DEMOCRAZY.ID – Mantan anggota kongres Amerika Serikat yang juga pernah mencalonkan diri sebagai presiden, Ron Paul mengakui bahwa negaranya kalah telak dalam melawan Iran meski telah menghabiskan dana triliunan dolar AS.

“Apa yang kita dapat dari militer termahal di dunia? Anggarannya bahkan lebih besar dibanding gabungan belasan negara lain di bawahnya. Hasilnya? Tidak banyak. Anggaran militer Iran bahkan kurang dari satu persen dari milik kita. Namun Iran berhasil menghancurkan atau melumpuhkan seluruh pangkalan militer AS di Timur Tengah,” kata Paul kepada media Amerika dikutip dari laman presstv.ir, Sabtu 16 Mei 2026.

Disebutnya, Iran ternyata mampu menghancurkan puluhan drone mata-mata canggih milik AS yang bernilai jutaan dolar, serta beberapa radar pengintai yang nilainya mendekati miliaran dolar, hanya dengan menggunakan drone buatan mereka sendiri yang biaya produksinya jauh lebih murah.

Paul juga menilai serangan mendadak AS justru berbalik menjadi bumerang.

“Serangan kejutan AS seharusnya membuat Iran takut dan memohon belas kasihan.
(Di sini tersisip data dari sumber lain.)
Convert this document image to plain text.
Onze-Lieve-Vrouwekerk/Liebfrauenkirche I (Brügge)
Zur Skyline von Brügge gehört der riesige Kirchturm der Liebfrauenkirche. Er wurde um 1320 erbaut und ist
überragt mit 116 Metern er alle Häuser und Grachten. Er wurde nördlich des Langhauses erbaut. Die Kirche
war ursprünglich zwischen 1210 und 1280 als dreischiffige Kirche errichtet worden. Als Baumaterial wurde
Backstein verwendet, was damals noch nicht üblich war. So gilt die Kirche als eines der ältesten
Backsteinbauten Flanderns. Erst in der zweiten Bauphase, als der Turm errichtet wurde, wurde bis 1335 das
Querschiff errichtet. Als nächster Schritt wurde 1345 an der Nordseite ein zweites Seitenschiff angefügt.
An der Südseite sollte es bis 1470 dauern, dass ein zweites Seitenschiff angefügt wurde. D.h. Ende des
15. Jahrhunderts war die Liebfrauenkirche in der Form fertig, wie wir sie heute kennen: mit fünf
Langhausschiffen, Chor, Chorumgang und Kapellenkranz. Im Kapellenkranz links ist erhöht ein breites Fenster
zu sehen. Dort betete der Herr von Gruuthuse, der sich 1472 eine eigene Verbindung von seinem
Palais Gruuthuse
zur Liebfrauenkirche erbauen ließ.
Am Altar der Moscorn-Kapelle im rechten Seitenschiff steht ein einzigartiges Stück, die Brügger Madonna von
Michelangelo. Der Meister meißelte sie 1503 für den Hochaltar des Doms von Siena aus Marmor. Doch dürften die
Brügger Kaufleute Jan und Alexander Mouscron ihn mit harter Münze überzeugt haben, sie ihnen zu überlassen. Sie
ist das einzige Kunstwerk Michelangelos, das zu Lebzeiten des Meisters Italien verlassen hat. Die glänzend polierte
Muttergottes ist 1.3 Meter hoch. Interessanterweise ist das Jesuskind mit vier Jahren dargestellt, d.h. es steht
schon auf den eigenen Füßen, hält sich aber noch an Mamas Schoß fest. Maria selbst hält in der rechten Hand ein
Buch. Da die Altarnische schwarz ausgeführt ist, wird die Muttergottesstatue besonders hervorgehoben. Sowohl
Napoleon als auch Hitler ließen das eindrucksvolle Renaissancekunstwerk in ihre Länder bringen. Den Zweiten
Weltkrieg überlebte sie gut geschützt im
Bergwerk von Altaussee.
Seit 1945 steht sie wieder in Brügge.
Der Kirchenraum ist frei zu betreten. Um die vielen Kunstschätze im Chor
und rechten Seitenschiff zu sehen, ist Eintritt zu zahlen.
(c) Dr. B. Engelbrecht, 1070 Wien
Tapi yang terjadi justru sebaliknya,” ujarnya.

Menurut Paul, perang tersebut menunjukkan bahwa meski AS memiliki militer paling mahal di dunia, namun nyatanya pasukan AS kini tak lagi mampu memenangkan perang-perang yang dipaksakan oleh presidennya secara ilegal.

AS ‘Tak Berkutik’

Awal pekan ini, majalah The Atlantic juga menerbitkan artikel yang menyebut kekalahan AS dalam perang melawan Iran tidak bisa diperbaiki ataupun diabaikan.
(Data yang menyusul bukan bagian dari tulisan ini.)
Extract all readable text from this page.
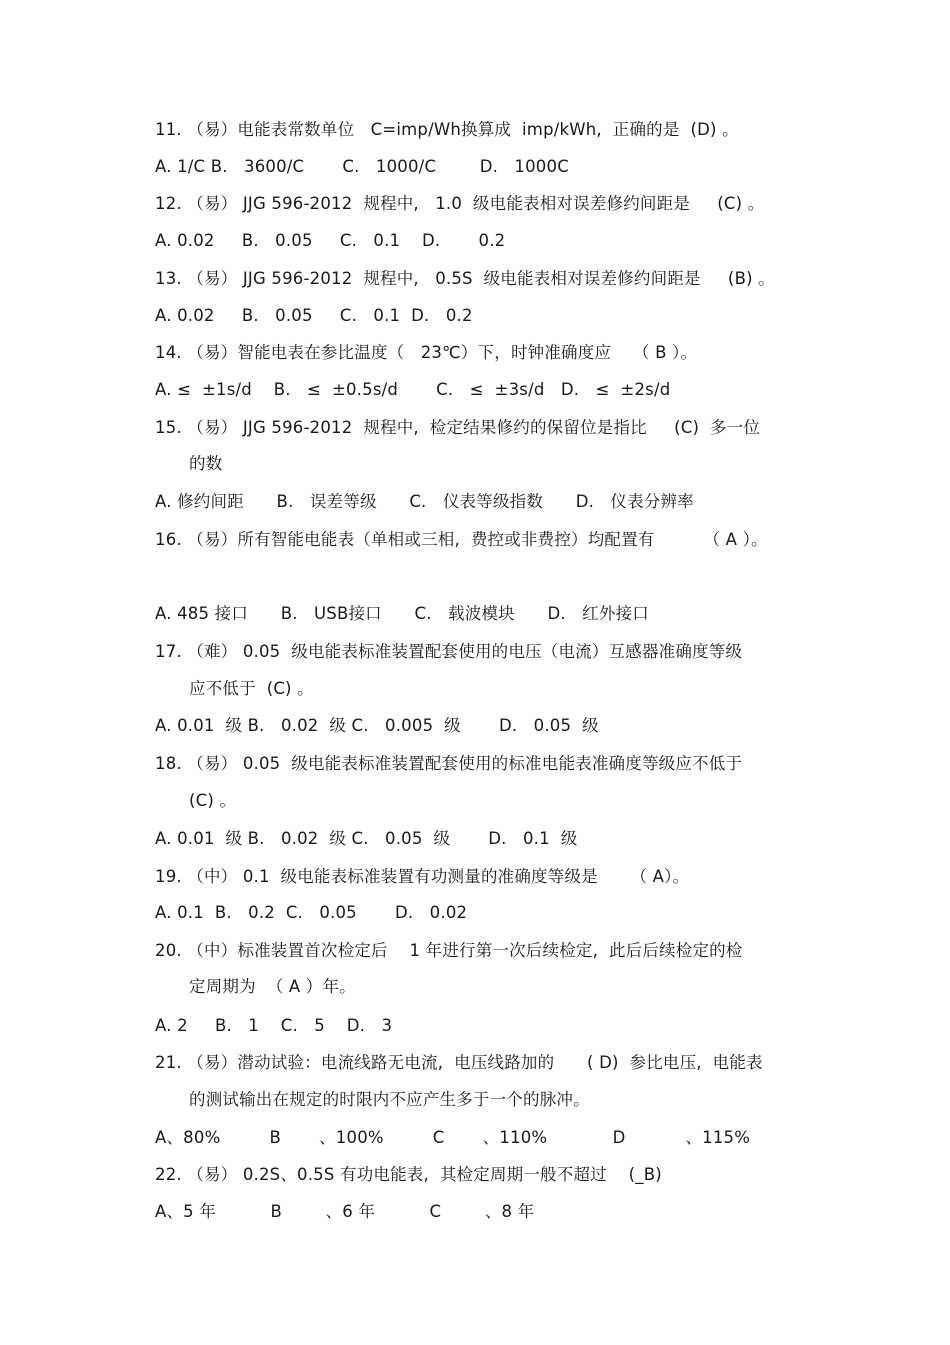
11. （易）电能表常数单位   C=imp/Wh换算成  imp/kWh,  正确的是  (D) 。
A. 1/C B.   3600/C       C.   1000/C        D.   1000C
12. （易） JJG 596-2012  规程中,   1.0  级电能表相对误差修约间距是     (C) 。
A. 0.02     B.   0.05     C.   0.1    D.       0.2
13. （易） JJG 596-2012  规程中,   0.5S  级电能表相对误差修约间距是     (B) 。
A. 0.02     B.   0.05     C.   0.1  D.   0.2
14. （易）智能电表在参比温度（   23℃）下，时钟准确度应    （ B ）。
A. ≤  ±1s/d    B.   ≤  ±0.5s/d       C.   ≤  ±3s/d   D.   ≤  ±2s/d
15. （易） JJG 596-2012  规程中,  检定结果修约的保留位是指比     (C)  多一位
的数
A. 修约间距      B.   误差等级      C.   仪表等级指数      D.   仪表分辨率
16. （易）所有智能电能表（单相或三相,  费控或非费控）均配置有         （ A ）。
A. 485 接口      B.   USB接口      C.   载波模块      D.   红外接口
17. （难） 0.05  级电能表标准装置配套使用的电压（电流）互感器准确度等级
应不低于  (C) 。
A. 0.01  级 B.   0.02  级 C.   0.005  级       D.   0.05  级
18. （易） 0.05  级电能表标准装置配套使用的标准电能表准确度等级应不低于
(C) 。
A. 0.01  级 B.   0.02  级 C.   0.05  级       D.   0.1  级
19. （中） 0.1  级电能表标准装置有功测量的准确度等级是      （ A）。
A. 0.1  B.   0.2  C.   0.05       D.   0.02
20. （中）标准装置首次检定后    1 年进行第一次后续检定,  此后后续检定的检
定周期为  （ A ）年。
A. 2     B.   1    C.   5    D.   3
21. （易）潜动试验：电流线路无电流,  电压线路加的      ( D)  参比电压,  电能表
的测试输出在规定的时限内不应产生多于一个的脉冲。
A、80%         B       、100%         C       、110%            D           、115%
22. （易） 0.2S、0.5S 有功电能表,  其检定周期一般不超过    (_B)
A、5 年          B        、6 年          C        、8 年
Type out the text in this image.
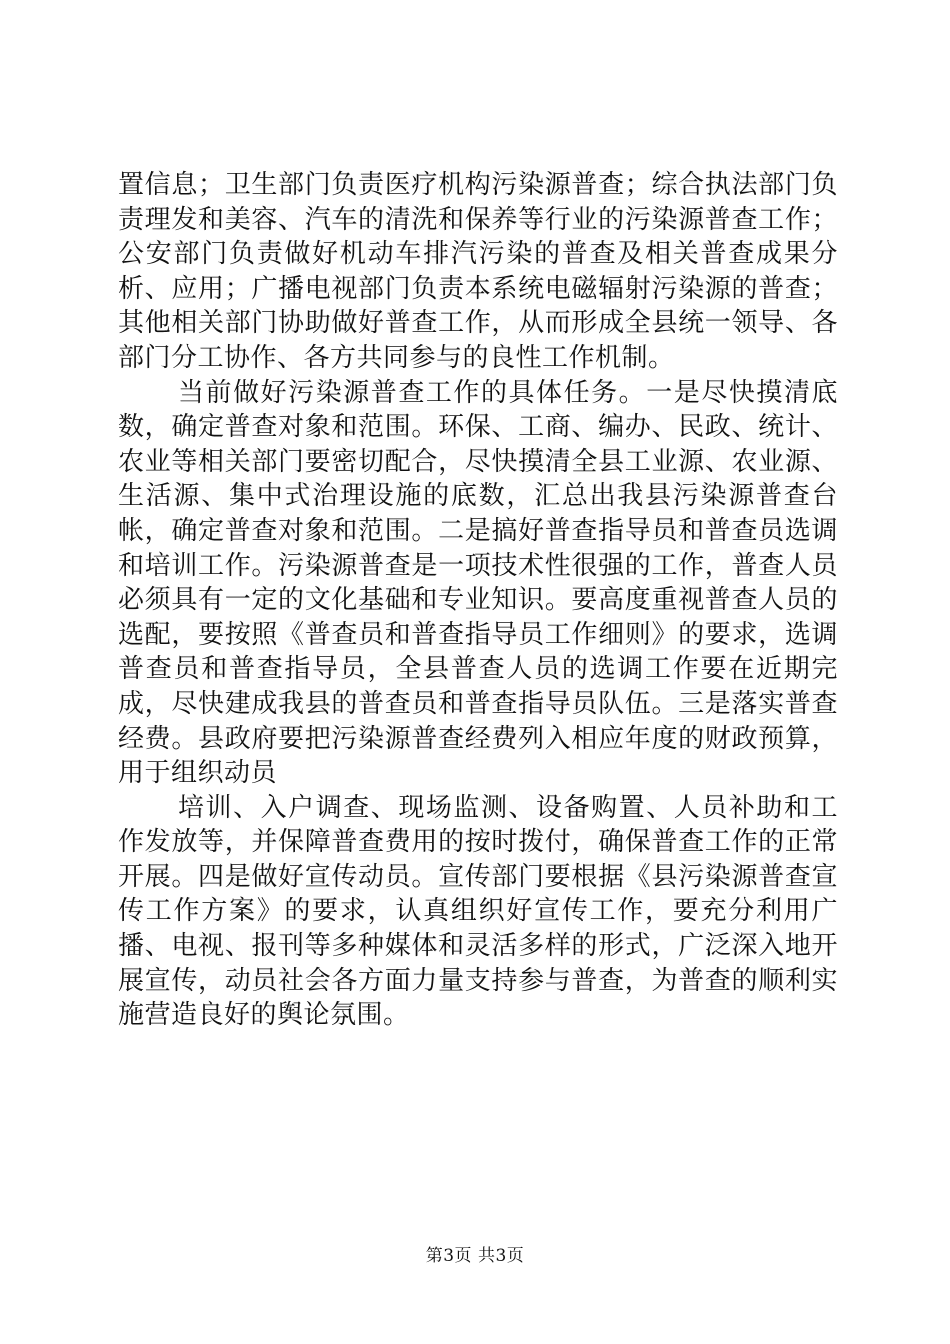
置信息；卫生部门负责医疗机构污染源普查；综合执法部门负责理发和美容、汽车的清洗和保养等行业的污染源普查工作；公安部门负责做好机动车排汽污染的普查及相关普查成果分析、应用；广播电视部门负责本系统电磁辐射污染源的普查；其他相关部门协助做好普查工作，从而形成全县统一领导、各部门分工协作、各方共同参与的良性工作机制。

当前做好污染源普查工作的具体任务。一是尽快摸清底数，确定普查对象和范围。环保、工商、编办、民政、统计、农业等相关部门要密切配合，尽快摸清全县工业源、农业源、生活源、集中式治理设施的底数，汇总出我县污染源普查台帐，确定普查对象和范围。二是搞好普查指导员和普查员选调和培训工作。污染源普查是一项技术性很强的工作，普查人员必须具有一定的文化基础和专业知识。要高度重视普查人员的选配，要按照《普查员和普查指导员工作细则》的要求，选调普查员和普查指导员，全县普查人员的选调工作要在近期完成，尽快建成我县的普查员和普查指导员队伍。三是落实普查经费。县政府要把污染源普查经费列入相应年度的财政预算，用于组织动员

培训、入户调查、现场监测、设备购置、人员补助和工作发放等，并保障普查费用的按时拨付，确保普查工作的正常开展。四是做好宣传动员。宣传部门要根据《县污染源普查宣传工作方案》的要求，认真组织好宣传工作，要充分利用广播、电视、报刊等多种媒体和灵活多样的形式，广泛深入地开展宣传，动员社会各方面力量支持参与普查，为普查的顺利实施营造良好的舆论氛围。

第3页 共3页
Hal ini berbeda dengan kekalahan Amerika sebelumnya seperti di Afghanistan dan Vietnam.

“Kekalahan dalam konflik saat ini dengan Iran memiliki karakter yang sepenuhnya berbeda. Kekalahan ini tidak bisa diperbaiki maupun diabaikan,” tulis Robert Kagan dalam artikel tersebut.
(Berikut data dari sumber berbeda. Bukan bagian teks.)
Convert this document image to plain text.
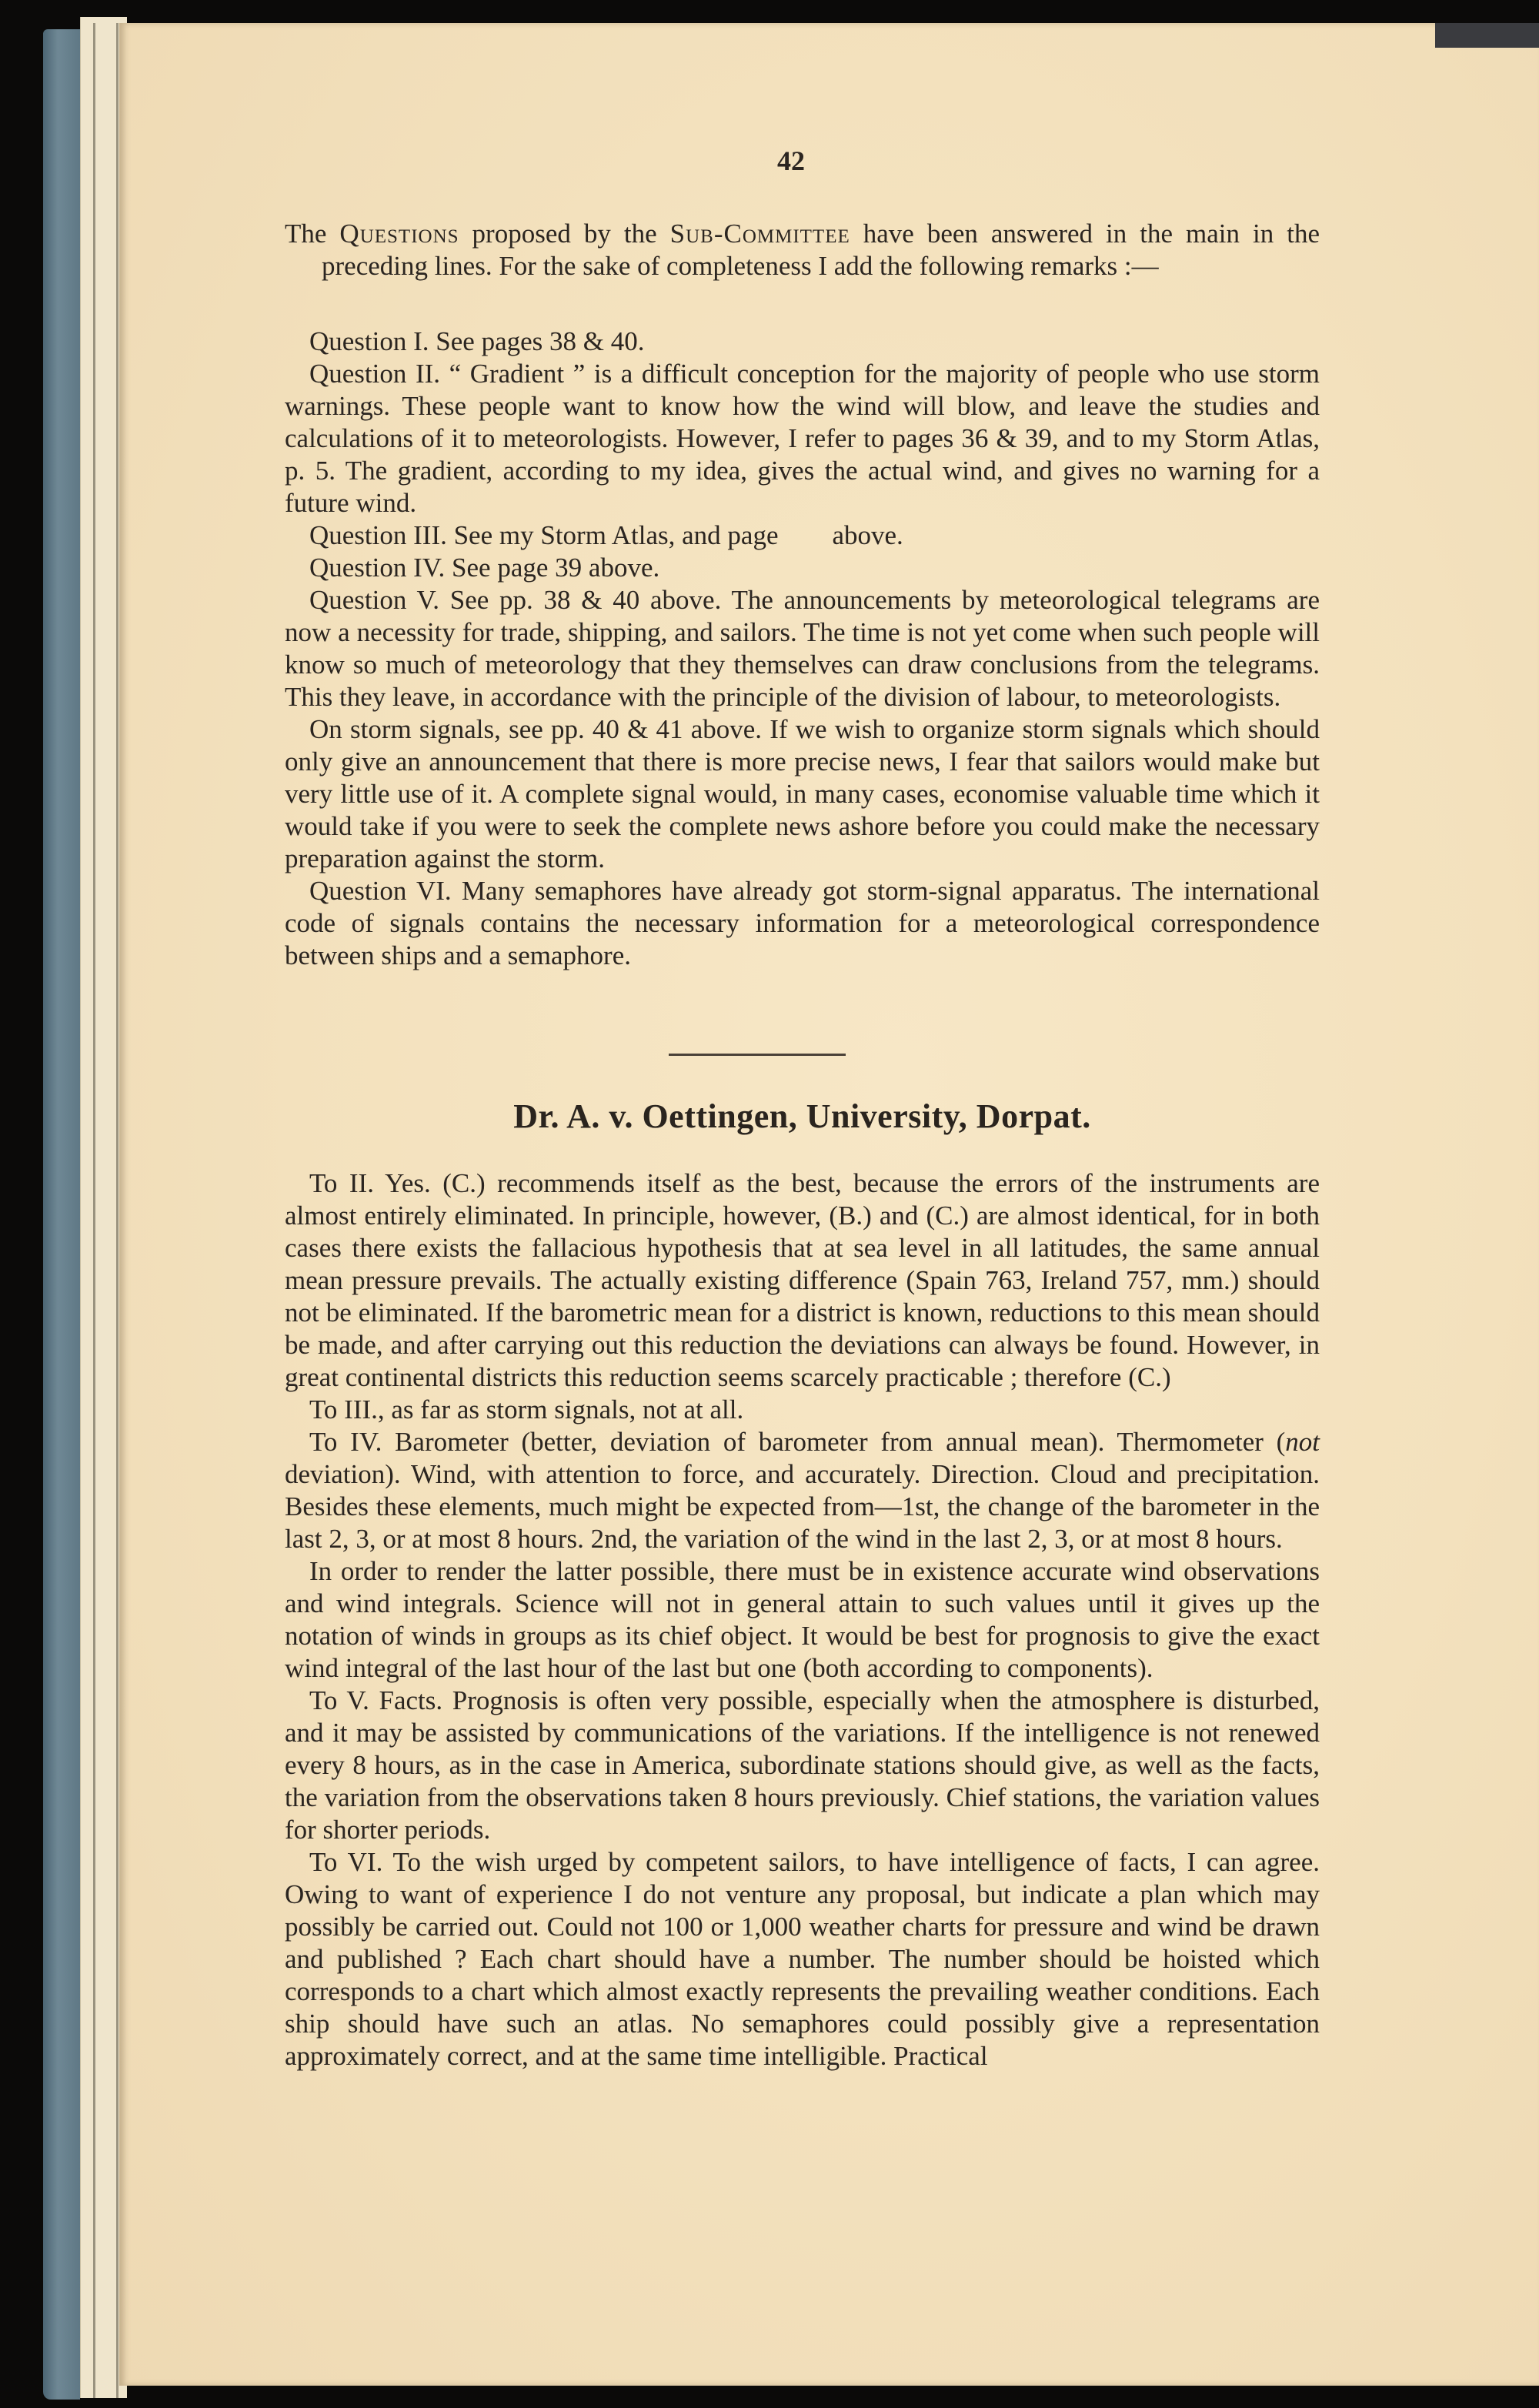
42

The Questions proposed by the Sub-Committee have been answered in the main in the preceding lines. For the sake of completeness I add the following remarks :—

Question I. See pages 38 & 40.

Question II. “ Gradient ” is a difficult conception for the majority of people who use storm warnings. These people want to know how the wind will blow, and leave the studies and calculations of it to meteorologists. However, I refer to pages 36 & 39, and to my Storm Atlas, p. 5. The gradient, according to my idea, gives the actual wind, and gives no warning for a future wind.

Question III. See my Storm Atlas, and page        above.

Question IV. See page 39 above.

Question V. See pp. 38 & 40 above. The announcements by meteorological telegrams are now a necessity for trade, shipping, and sailors. The time is not yet come when such people will know so much of meteorology that they themselves can draw conclusions from the telegrams. This they leave, in accordance with the principle of the division of labour, to meteorologists.

On storm signals, see pp. 40 & 41 above. If we wish to organize storm signals which should only give an announcement that there is more precise news, I fear that sailors would make but very little use of it. A complete signal would, in many cases, economise valuable time which it would take if you were to seek the complete news ashore before you could make the necessary preparation against the storm.

Question VI. Many semaphores have already got storm-signal apparatus. The international code of signals contains the necessary information for a meteorological correspondence between ships and a semaphore.

Dr. A. v. Oettingen, University, Dorpat.

To II. Yes. (C.) recommends itself as the best, because the errors of the instruments are almost entirely eliminated. In principle, however, (B.) and (C.) are almost identical, for in both cases there exists the fallacious hypothesis that at sea level in all latitudes, the same annual mean pressure prevails. The actually existing difference (Spain 763, Ireland 757, mm.) should not be eliminated. If the barometric mean for a district is known, reductions to this mean should be made, and after carrying out this reduction the deviations can always be found. However, in great continental districts this reduction seems scarcely practicable ; therefore (C.)

To III., as far as storm signals, not at all.

To IV. Barometer (better, deviation of barometer from annual mean). Thermometer (not deviation). Wind, with attention to force, and accurately. Direction. Cloud and precipitation. Besides these elements, much might be expected from—1st, the change of the barometer in the last 2, 3, or at most 8 hours. 2nd, the variation of the wind in the last 2, 3, or at most 8 hours.

In order to render the latter possible, there must be in existence accurate wind observations and wind integrals. Science will not in general attain to such values until it gives up the notation of winds in groups as its chief object. It would be best for prognosis to give the exact wind integral of the last hour of the last but one (both according to components).

To V. Facts. Prognosis is often very possible, especially when the atmosphere is disturbed, and it may be assisted by communications of the variations. If the intelligence is not renewed every 8 hours, as in the case in America, subordinate stations should give, as well as the facts, the variation from the observations taken 8 hours previously. Chief stations, the variation values for shorter periods.

To VI. To the wish urged by competent sailors, to have intelligence of facts, I can agree. Owing to want of experience I do not venture any proposal, but indicate a plan which may possibly be carried out. Could not 100 or 1,000 weather charts for pressure and wind be drawn and published ? Each chart should have a number. The number should be hoisted which corresponds to a chart which almost exactly represents the prevailing weather conditions. Each ship should have such an atlas. No semaphores could possibly give a representation approximately correct, and at the same time intelligible. Practical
Ia menambahkan bahwa situasi ini sekaligus memperkuat posisi China dan Rusia sebagai sekutu Iran, sekaligus melemahkan pengaruh Washington secara signifikan.

“Tidak akan ada lagi kembali ke kondisi seperti sebelumnya, tidak ada kemenangan besar Amerika yang bisa menghapus kerusakan yang sudah terjadi. Selat Hormuz tak akan lagi ‘terbuka’ seperti dulu. Dengan menguasai selat itu, Iran muncul sebagai pemain utama di kawasan dan salah satu pemain penting dunia,” tulisnya.

Artikel itu juga menyebut perang tersebut memperlihatkan Amerika sebagai negara yang tidak bisa diandalkan dan tidak mampu menyelesaikan apa yang telah dimulainya.

“Hal ini akan memicu reaksi berantai di seluruh dunia, karena kawan maupun lawan akan mengingat kekalahan Amerika.”

Artikel tersebut menyoroti pernyataan Presiden Donald Trump yang kerap membicarakan soal siapa yang memiliki “kartu terbaik”, namun menurut penulis belum jelas apakah Trump benar-benar punya kartu kuat untuk dimainkan.

Disebutkan pula bahwa sekitar lima pekan serangan yang menewaskan Pemimpin Revolusi Islam Iran, Ayatollah Sayyed Ali Khamenei, serta sejumlah pejabat tinggi Iran, gagal menggulingkan pemerintahan Iran ataupun memaksanya memberikan konsesi sekecil apa pun.

Pemerintahan Trump disebut berharap blokade terhadap pelabuhan Iran bisa menghasilkan sesuatu yang gagal dicapai lewat serangan militer.

Namun artikel itu menilai pemerintah yang tidak menyerah setelah lima minggu digempur habis-habisan kemungkinan besar juga tidak akan tunduk hanya karena tekanan ekonomi.

Artikel tersebut juga meremehkan kemungkinan keberhasilan jika perang kembali dilanjutkan.

“Pendukung perang gagal menjelaskan mengapa serangan baru akan berhasil mencapai sesuatu yang tidak bisa dicapai lewat 37 hari pemboman,” tulisnya.